Perfectionist children are hard. Do you have one? Yes, he's brilliant in school. To the point we could probably have him skip second grade next year if we wanted to. But his brains are no match for his need to do everything perfectly. I'm stumped.
7 comments:
Um. I was one.
bridget, what did your parents do? what do you remember about your childhood that helped you deal with that? i'm at a loss. he's missing out on so much because he doesn't want to fail.
that is tariku. wow, that is tariku.
we've tried bribery. as awful as that sounds that can work sometimes.
typically we just have to send in a sibling to do it first/with him and he will be more inclined to try it because he usually outshines his sibling.
good luck. please tell me what you end up doing!
My earliest memory of my perfectionism is hiding underneath the table with an alphabet tracing thing trying to teach myself how to write the letters that I didn't know how to write b/c I didn't want to ask my mom to help. Sigh. I don't know what to tell you, Cathy. My parents always encouraged me and always praised me. I think the best you can do is to continue to build his self-esteem b/c with that comes confidence and not minding *so* much if you make mistakes in front of others...although I still hate it when I do....Honestly, the best thing my parents did? They encouraged me to study abroad in high school. Going to Spain and not knowing Spanish when I was 16 for a year turned my life upside down. Honestly, I hated it. Mostly. It was SO hard. But I am so grateful I did b/c it kind of broke that feeling of "must do everything right" and I HAD to do things wrong before I did them right. It was humbling. And I realized that people will still care about you even when you fumble. I wonder if that's something behind perfectionism.
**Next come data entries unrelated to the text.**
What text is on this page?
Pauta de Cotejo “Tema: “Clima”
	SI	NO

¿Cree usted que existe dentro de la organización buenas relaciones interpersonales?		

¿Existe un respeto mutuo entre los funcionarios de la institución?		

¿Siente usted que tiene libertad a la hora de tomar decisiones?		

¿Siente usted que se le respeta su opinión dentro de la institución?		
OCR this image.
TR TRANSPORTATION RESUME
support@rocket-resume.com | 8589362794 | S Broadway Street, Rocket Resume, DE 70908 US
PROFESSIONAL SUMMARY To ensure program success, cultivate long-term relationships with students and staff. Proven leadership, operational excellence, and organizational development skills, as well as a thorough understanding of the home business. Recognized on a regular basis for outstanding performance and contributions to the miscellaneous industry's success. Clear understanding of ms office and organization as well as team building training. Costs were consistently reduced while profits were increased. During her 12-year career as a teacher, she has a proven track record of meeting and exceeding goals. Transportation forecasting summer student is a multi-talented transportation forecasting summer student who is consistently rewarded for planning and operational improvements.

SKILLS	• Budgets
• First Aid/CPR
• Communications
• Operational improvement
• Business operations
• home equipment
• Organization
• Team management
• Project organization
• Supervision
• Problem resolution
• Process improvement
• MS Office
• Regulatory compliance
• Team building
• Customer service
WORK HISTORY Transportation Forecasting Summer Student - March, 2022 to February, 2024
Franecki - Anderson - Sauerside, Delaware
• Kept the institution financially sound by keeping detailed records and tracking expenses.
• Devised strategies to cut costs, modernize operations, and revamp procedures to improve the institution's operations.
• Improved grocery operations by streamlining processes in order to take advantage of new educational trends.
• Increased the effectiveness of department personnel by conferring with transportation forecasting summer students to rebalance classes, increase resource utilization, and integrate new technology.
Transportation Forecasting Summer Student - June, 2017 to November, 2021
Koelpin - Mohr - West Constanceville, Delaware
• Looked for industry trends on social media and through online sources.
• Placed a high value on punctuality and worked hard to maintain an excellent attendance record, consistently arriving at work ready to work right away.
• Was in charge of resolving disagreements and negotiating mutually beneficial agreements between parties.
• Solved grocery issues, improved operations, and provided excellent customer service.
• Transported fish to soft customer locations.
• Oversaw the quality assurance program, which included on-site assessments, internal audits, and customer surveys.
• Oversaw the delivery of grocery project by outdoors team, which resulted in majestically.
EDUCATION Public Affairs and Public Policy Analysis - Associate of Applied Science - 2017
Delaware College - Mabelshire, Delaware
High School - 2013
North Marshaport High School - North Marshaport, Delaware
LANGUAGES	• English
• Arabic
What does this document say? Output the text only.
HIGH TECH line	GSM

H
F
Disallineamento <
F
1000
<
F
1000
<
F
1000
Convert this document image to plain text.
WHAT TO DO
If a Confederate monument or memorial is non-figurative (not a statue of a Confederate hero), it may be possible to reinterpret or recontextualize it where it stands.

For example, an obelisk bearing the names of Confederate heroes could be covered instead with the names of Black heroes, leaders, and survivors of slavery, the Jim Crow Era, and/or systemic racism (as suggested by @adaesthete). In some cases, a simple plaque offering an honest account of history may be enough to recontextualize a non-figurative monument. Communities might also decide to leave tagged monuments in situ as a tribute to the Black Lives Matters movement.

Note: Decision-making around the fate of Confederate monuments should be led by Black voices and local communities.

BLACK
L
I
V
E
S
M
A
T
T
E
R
The fear that you won't be fully loved or accepted if you aren't perfect. I'm not sure. Keep the pressure low. Keep the encouragement high. Fine line. You're walking it brilliantly already. xo
Sidamo too. As soon as he realizes something might be a bit challenging for him, he refuses to do it or claims he's not good/smart/strong/whatever enough for it. I try praising effort instead of accomplishment (eg, "Wow, look how hard you worked on that!" or "My goodness, that was something you couldn't do at first, but you tried and tried and finally you did it!") Sometimes I think it helps, but not dramatically. I don't know the answer, but if anyone else has it I'd love to hear it.
Matthew is not a perfectionist but he does automatically assume he can't do it.
I was given some great advice last summer from a woman I went to high school with who is now working at MIT on bio fuel. After meeting Quinn, she said to make sure we did not constantly call him smart. Because yes, he was smart at some things, perhaps many things, but no one can do everything above and beyond all the time and the pressure to succeed is too much.
It's difficult, because we actually don't say that to him all the time, but everyone else does. I mean, EVERYONE else.
Anyway, I'm agreeing with Bridg - keep the pressure low. Sounds easy, but it may not be. I dunno, maybe a lot of talk about how many times people fail at tons of things throughout their lives - that it's a normal course of living and in fact, you have to fail to succeed more and more.
It's a tough thing because I actually do have pretty high expectations for my kids - and when Matthew knows that, it works for him.
OMG, I left you the LONGEST comment about my perfectionist awesome 20 year old daughter...and it didn't show up? Pfooey! I will try to write it again (I wrote last night). Agh!!!!